Alfardan Jewellery recently hosted an intimate gathering for the Doha Watch Club, providing an opportunity for its members to engage, as well as share stories and experiences about their favourite timepieces.
The event held at Alfardan Jewellery inside The Pearl Island was highlighted by a surprise unveiling of the latest Ulysse Nardin collection, said director of retail operations Tarek Biour.
“Alfardan Jewellery hosted the event to engage with members of the Doha Watch Club, allowing them to discuss their passion for watches and share their favourite watch stories,” he said. “We aim to educate people and explore the idea that watches are more than just tools for telling time.”
“A watch is a statement: It’s a legacy, a memory, and it carries emotional attachment to the wearer,” Biour told Gulf Times on the sidelines of the event.
“We appreciated the diversity of the club; anyone with a love for watches could join,” he added. “The club is open to growth and potential collaborations, aiming to bring all watch lovers together in one group.”
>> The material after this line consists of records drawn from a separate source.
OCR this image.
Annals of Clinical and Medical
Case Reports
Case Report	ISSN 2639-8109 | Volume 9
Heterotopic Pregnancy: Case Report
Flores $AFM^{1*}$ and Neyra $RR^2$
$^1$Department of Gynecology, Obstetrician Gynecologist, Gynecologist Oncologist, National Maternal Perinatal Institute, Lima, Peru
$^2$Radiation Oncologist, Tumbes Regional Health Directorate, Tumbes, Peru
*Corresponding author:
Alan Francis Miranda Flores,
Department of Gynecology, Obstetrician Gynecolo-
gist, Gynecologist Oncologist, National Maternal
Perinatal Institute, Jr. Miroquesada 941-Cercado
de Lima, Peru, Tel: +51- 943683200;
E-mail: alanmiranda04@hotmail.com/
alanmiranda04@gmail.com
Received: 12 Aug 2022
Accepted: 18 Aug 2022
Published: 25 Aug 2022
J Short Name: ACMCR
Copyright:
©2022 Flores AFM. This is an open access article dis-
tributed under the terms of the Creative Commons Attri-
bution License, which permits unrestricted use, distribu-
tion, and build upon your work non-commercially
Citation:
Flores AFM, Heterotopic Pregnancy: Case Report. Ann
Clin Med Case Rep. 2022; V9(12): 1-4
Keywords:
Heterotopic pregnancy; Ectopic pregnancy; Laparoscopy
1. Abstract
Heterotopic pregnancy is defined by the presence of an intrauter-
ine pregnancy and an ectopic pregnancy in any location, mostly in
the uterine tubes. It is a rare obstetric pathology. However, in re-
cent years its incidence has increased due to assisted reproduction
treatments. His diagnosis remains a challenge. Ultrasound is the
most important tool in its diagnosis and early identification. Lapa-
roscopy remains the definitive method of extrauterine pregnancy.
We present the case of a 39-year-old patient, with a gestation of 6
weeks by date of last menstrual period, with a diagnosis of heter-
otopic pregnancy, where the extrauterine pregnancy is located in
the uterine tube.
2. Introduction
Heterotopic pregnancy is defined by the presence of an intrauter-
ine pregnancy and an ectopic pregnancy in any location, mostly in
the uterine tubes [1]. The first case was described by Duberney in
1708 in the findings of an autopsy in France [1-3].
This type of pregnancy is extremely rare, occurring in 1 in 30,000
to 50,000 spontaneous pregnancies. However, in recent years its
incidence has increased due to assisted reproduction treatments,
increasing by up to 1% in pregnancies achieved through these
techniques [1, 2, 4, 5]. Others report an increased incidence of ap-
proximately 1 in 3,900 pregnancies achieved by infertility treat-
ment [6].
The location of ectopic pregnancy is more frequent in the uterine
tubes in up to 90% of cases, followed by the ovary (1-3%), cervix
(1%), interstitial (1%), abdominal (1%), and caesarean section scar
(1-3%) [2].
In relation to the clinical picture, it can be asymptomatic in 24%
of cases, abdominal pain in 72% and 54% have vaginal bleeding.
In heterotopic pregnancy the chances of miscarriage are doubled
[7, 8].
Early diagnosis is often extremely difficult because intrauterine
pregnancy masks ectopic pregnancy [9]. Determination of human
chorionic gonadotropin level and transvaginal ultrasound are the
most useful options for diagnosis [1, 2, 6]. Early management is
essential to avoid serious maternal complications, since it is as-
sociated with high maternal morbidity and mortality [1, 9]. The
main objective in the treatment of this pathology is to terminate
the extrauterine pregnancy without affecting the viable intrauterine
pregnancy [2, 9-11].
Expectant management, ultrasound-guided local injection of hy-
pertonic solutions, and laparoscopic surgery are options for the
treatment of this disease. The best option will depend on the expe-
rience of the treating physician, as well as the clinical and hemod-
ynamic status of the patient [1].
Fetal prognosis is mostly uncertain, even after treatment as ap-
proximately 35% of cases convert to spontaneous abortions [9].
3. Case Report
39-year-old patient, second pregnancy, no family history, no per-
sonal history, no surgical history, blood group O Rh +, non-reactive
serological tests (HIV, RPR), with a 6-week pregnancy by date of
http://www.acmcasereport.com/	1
Gulf Times also sat down with the majority of the club’s founding members – Dr Abdulaziz al-Khanji, Nino Rahal, Dr Eddy Borges-Rey, and Jason Holland – who shared their passion for horology and a brief history of the club, as well as its aspirations.
Borges-Rey noted that another founding member, Ahmed Kobeissi, was instrumental in bringing together the core members of the club.
According to al-Khanji, what makes the Doha Watch Club unique in the country is the international nature of the club, which allows for a rich exchange of cultures.
He emphasised that the diverse perspectives presented in the club come from its multinational membership, thus bringing diverse points of view to every discussion or engagement.
Holland said that the club offers a unique opportunity for expats in Qatar to find a community and share common interests beyond horology and the love for different types of timepieces.
“The club provides an outlet away from work, offering a space to interact with people outside of the professional sphere,” he said. “Members can have a meal, a coffee, and engage in discussions about watches, sports, or any topic with people who share similar interests.”
Rahal pointed out that while members of the Doha Watch Club have different preferences, it accommodates collectors and enthusiasts with diverse tastes in watches.
Daily active discussions take place, primarily via a messaging platform, which is the main communication channel for the club, he added.
“The club is open to all kinds of watch brands and types. Members are always eager to learn about different watch movements, types, and brands,” Rahal said. “There are active discussions about microbrands, including their new releases and the value for money of their watches.”
“The Doha Watch Club fosters a non-judgmental environment where members are free to like any kind of watch,” he added. “Members occasionally share pictures of their watches, not to show off, but to share their passion. And this shared passion for watches is humble and varies in intensity and expense among members.”
“The club is inclusive and not limited to any specific type of watch or price range,” Rahal stated.
Borges-Rey said that the club has experienced exponential growth since its establishment two years ago, with the number of members reaching almost 60, surpassing the regular numbers in other clubs in Qatar.
“The club envisions itself as part of a collaborative landscape with other clubs, open to being part of the broader environment of watches and horology in the country, and welcoming initiatives and collaborations,” he added.
Al-Khanji said that the Doha Watch Club is anticipating a better presence during the Doha Jewellery and Watches Exhibition (DJWE), which will be held from February 5-11 at the Doha Exhibition and Convention Centre (DECC).
“This is the first time that the club is going to the Doha Jewellery and Watches Exhibition as the Doha Watch Club,” Borges-Rey said. “The club has now built a good relationship with various watch brands.”
Rahal said one of the advantages of attending the DJWE is that the event provides easy access to various watch brands and showcases new novelties and models that might not be easily found in boutiques.
The event offers a hands-on experience where attendees can feel and see the watches, he said, emphasising that “buying a watch should be an experience”.
Aside from Ahmed Kobeissi, another Qatari, Saad al-Kuwari, is also considered a key figure who helped propel the Doha Watch Club to its current status, according to Borges-Rey.
Al-Kuwari lauded the club’s diverse membership, saying: “The group is not limited to locals but is a mix of expatriates and locals, reflecting the large percentage of expatriates in Qatar.”
“Qatar has a significant number of serious watch collectors, whom the group aims to bring together ... establishing the club is greatly aided by recognition from watch brands,” al-Kuwari said. “It’s crucial for the brands to acknowledge the club as a collective entity.”
“The Doha Watch Club is going through an exciting chapter, aiming to represent Qatar in the vast watch industry,” he added. “In recent years, the watch industry has grown significantly, with a 300% to 400% increase in people developing a love for watches.”
“This growth extends to watchmakers and manufacturers, and the market in Qatar has also seen a surge in interest, particularly during and after the coronavirus (Covid-19) pandemic,” al-Kuwari said.